Toutefois, la question de la participation politique s’est posée avec acuité à la fin du XXème siècle et au début du XXIème siècle. La guerre du Golfe, au cours de laquelle s’est posée la question de savoir comment traiter l’ennemi (les États-Unis) lorsque celui-ci se trouve chez soi (l’Arabie saoudite), a joué un rôle crucial à cet égard. Il est utile de garder ce contexte à l’esprit pour comprendre le développement de la branche djihadiste au sein du courant salafiste. Sur le plan théorique, l’analyse historique de l’auteure nous permet de tracer une certaine continuité entre le djihadisme actuel et l’émergence du salafisme djihadiste en Algérie dans la dernière décennie du siècle dernier. Les djihadistes ont pu développer leur corpus doctrinal grâce à deux importantes manoeuvres intellectuelles : d’une part, ils ont réussi à transformer une série d’indications contextuelles et spécifiques présentes dans les sources primaires (par exemple, l’alliance exclusive entre les musulmans) en une obligation morale collective et, d’autre part, ils ont étendu l’utilisation du takfirisme (ou anathématisation) afin de discréditer tout individu ou gouvernement qui ne suive pas leur vision du monde et de justifier le recours à la violence à leur encontre.

Enfin, la conclusion propose une réflexion sur le présent et l’avenir possible du salafisme. Selon Luz Gómez, les salafistes ont gagné la bataille de l’identité islamique.
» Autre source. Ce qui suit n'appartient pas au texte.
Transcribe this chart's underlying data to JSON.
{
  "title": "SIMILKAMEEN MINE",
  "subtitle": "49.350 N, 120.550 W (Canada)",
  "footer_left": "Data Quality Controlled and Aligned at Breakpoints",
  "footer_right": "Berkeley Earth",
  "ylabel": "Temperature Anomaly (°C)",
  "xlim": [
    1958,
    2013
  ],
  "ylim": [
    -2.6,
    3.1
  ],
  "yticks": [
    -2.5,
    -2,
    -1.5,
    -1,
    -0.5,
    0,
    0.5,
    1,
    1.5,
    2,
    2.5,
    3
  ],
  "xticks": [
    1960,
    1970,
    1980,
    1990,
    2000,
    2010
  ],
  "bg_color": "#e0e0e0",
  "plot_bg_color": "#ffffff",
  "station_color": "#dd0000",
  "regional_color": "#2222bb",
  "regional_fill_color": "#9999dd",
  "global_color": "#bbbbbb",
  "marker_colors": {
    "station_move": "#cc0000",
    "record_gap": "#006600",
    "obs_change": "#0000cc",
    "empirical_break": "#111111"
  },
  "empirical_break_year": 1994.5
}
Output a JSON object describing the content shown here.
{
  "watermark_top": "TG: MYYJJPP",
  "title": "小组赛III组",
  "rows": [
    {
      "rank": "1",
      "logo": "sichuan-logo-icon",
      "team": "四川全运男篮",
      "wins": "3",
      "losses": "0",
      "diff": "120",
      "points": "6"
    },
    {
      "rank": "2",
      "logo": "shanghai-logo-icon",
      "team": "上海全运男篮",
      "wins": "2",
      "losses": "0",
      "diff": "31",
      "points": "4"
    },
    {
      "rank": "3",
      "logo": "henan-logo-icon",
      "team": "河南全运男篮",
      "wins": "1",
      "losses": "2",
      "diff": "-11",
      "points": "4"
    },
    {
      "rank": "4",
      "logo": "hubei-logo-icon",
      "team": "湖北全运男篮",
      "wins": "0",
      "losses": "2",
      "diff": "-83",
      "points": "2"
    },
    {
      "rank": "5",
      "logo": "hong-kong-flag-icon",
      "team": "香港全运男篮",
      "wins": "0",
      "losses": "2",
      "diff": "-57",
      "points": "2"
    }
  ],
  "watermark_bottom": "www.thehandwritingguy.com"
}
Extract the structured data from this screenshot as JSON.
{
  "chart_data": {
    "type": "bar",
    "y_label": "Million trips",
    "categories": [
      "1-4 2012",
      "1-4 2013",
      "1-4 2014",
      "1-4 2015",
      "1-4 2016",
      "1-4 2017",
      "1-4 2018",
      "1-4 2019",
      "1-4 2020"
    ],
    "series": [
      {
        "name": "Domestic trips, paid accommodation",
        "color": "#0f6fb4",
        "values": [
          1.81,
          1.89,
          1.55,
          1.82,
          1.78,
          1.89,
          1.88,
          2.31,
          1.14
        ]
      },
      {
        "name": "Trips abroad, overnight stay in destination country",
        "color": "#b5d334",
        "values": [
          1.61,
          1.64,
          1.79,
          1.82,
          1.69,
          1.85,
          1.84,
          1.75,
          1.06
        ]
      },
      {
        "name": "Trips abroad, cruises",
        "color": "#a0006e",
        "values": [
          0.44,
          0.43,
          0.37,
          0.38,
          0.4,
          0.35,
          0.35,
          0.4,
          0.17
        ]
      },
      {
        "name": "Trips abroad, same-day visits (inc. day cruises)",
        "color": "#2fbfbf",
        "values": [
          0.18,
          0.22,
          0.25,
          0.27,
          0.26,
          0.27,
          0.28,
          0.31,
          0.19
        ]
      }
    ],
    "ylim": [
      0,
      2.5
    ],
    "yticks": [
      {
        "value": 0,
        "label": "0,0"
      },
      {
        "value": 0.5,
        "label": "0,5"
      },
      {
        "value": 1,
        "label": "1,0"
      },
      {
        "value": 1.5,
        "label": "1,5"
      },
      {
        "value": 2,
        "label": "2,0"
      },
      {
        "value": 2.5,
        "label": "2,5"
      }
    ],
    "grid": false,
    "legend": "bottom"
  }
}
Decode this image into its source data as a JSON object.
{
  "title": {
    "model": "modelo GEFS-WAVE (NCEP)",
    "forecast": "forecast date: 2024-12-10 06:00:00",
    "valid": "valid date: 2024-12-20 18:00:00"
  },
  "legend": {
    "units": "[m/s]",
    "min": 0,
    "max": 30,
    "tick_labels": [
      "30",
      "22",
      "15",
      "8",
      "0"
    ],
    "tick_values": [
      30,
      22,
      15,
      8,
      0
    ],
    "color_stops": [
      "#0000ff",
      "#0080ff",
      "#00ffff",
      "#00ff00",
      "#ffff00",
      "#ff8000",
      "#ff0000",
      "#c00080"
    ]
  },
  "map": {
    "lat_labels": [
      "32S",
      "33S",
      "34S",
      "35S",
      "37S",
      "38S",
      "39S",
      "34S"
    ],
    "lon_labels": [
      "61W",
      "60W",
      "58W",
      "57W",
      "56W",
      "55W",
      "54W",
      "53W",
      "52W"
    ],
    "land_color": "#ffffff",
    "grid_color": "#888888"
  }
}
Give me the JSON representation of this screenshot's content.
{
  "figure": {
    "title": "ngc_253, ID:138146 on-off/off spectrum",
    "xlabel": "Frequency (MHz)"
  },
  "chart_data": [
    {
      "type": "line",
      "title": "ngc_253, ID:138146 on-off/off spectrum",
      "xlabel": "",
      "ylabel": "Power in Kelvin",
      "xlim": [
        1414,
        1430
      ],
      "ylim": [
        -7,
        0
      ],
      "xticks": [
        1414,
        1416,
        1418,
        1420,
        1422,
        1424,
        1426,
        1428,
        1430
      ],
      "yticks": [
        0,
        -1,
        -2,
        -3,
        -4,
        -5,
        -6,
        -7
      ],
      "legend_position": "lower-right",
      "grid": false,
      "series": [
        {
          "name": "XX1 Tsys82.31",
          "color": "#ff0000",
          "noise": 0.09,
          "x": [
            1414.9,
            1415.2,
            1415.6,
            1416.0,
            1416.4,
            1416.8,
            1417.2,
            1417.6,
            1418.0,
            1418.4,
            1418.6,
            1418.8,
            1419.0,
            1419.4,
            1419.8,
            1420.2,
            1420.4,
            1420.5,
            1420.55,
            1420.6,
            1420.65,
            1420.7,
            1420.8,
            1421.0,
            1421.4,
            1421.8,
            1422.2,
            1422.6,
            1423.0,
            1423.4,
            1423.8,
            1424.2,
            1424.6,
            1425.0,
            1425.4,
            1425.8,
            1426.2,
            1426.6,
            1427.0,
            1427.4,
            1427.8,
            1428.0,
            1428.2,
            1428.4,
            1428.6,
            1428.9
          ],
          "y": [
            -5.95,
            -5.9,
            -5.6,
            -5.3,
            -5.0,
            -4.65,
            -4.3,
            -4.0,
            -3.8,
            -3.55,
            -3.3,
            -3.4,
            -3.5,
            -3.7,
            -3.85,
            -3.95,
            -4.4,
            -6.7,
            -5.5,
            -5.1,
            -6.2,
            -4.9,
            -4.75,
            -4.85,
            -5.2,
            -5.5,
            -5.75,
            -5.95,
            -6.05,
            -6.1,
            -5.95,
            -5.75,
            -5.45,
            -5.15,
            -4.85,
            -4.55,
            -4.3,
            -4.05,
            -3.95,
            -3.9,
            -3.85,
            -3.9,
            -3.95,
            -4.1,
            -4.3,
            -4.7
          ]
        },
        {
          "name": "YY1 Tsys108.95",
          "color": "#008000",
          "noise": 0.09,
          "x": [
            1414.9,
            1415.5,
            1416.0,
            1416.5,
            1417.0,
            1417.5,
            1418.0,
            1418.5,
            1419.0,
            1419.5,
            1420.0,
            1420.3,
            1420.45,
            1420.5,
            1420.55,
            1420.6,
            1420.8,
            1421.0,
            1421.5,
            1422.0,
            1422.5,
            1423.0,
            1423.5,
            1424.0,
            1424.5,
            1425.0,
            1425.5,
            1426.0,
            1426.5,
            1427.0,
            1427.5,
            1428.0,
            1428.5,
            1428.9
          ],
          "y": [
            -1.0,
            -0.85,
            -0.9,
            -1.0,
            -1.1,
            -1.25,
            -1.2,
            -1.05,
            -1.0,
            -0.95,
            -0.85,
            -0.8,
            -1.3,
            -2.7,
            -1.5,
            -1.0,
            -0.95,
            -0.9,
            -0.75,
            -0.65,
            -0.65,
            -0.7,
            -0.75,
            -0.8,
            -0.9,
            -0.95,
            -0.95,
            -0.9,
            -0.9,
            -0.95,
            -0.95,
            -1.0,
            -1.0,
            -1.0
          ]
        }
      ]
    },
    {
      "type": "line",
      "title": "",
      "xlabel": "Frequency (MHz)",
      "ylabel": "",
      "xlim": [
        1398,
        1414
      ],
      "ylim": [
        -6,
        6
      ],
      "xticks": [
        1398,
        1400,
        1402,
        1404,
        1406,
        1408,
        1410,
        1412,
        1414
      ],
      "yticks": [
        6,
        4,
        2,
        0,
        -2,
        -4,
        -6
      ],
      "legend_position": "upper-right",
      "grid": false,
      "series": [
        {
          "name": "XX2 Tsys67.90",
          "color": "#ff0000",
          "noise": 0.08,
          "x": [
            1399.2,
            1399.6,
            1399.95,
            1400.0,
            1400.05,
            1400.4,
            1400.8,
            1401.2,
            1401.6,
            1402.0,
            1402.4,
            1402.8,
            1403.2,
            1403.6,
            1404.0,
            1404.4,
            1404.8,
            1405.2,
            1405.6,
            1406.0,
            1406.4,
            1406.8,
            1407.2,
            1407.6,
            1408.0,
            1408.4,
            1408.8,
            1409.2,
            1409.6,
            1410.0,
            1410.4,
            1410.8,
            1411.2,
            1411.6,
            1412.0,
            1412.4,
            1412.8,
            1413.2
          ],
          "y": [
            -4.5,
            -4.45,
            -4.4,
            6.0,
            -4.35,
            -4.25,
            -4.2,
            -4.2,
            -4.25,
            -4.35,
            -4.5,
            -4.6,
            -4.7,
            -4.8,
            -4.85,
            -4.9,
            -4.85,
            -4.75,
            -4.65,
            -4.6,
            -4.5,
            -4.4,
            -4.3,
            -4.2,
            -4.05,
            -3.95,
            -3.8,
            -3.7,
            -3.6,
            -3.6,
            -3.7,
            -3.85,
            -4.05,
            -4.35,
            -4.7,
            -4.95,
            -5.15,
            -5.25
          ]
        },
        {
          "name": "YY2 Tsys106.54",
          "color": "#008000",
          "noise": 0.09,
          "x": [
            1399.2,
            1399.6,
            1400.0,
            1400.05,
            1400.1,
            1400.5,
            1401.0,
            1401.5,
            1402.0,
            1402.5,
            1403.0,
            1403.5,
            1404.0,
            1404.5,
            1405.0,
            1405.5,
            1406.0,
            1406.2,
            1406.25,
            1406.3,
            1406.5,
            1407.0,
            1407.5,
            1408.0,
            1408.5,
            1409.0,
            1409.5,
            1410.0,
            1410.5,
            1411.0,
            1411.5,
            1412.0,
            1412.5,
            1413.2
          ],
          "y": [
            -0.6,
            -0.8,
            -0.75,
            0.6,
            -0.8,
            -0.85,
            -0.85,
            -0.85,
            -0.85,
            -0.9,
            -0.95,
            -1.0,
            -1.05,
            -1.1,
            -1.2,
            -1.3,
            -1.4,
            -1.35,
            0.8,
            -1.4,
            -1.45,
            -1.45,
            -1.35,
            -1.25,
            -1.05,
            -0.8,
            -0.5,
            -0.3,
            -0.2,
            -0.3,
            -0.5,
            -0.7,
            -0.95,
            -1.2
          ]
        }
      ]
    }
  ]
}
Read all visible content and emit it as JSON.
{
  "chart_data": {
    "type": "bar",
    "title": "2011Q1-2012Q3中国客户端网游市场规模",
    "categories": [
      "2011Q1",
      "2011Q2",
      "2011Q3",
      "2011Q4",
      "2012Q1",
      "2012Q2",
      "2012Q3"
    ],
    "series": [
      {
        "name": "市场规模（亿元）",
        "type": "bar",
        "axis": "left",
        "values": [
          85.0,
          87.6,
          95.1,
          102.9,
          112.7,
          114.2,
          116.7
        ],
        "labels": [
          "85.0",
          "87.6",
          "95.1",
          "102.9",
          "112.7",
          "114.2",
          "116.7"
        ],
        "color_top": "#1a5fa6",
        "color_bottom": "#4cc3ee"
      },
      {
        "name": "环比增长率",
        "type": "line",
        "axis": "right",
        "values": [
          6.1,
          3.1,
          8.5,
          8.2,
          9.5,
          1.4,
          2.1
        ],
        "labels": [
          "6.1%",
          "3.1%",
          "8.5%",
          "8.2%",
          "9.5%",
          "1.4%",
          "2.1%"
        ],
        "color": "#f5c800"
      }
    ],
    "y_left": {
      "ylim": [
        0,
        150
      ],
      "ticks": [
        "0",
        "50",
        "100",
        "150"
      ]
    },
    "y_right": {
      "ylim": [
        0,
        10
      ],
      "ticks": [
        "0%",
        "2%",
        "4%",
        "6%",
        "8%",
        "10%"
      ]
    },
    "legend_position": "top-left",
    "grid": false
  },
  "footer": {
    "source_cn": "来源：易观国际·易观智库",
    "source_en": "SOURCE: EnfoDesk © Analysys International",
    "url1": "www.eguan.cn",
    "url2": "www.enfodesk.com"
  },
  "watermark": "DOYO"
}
Elle explore comment les salafistes ont fait du caractère civil de l’État un enjeu national, souligne leur capacité à se réapproprier l’espace public et, surtout, soutient que ce courant a réussi à autonomiser l’individu salafiste de telle sorte qu’il devient un expert religieux « responsable de ce qu’il lit et de la manière dont il le lit ».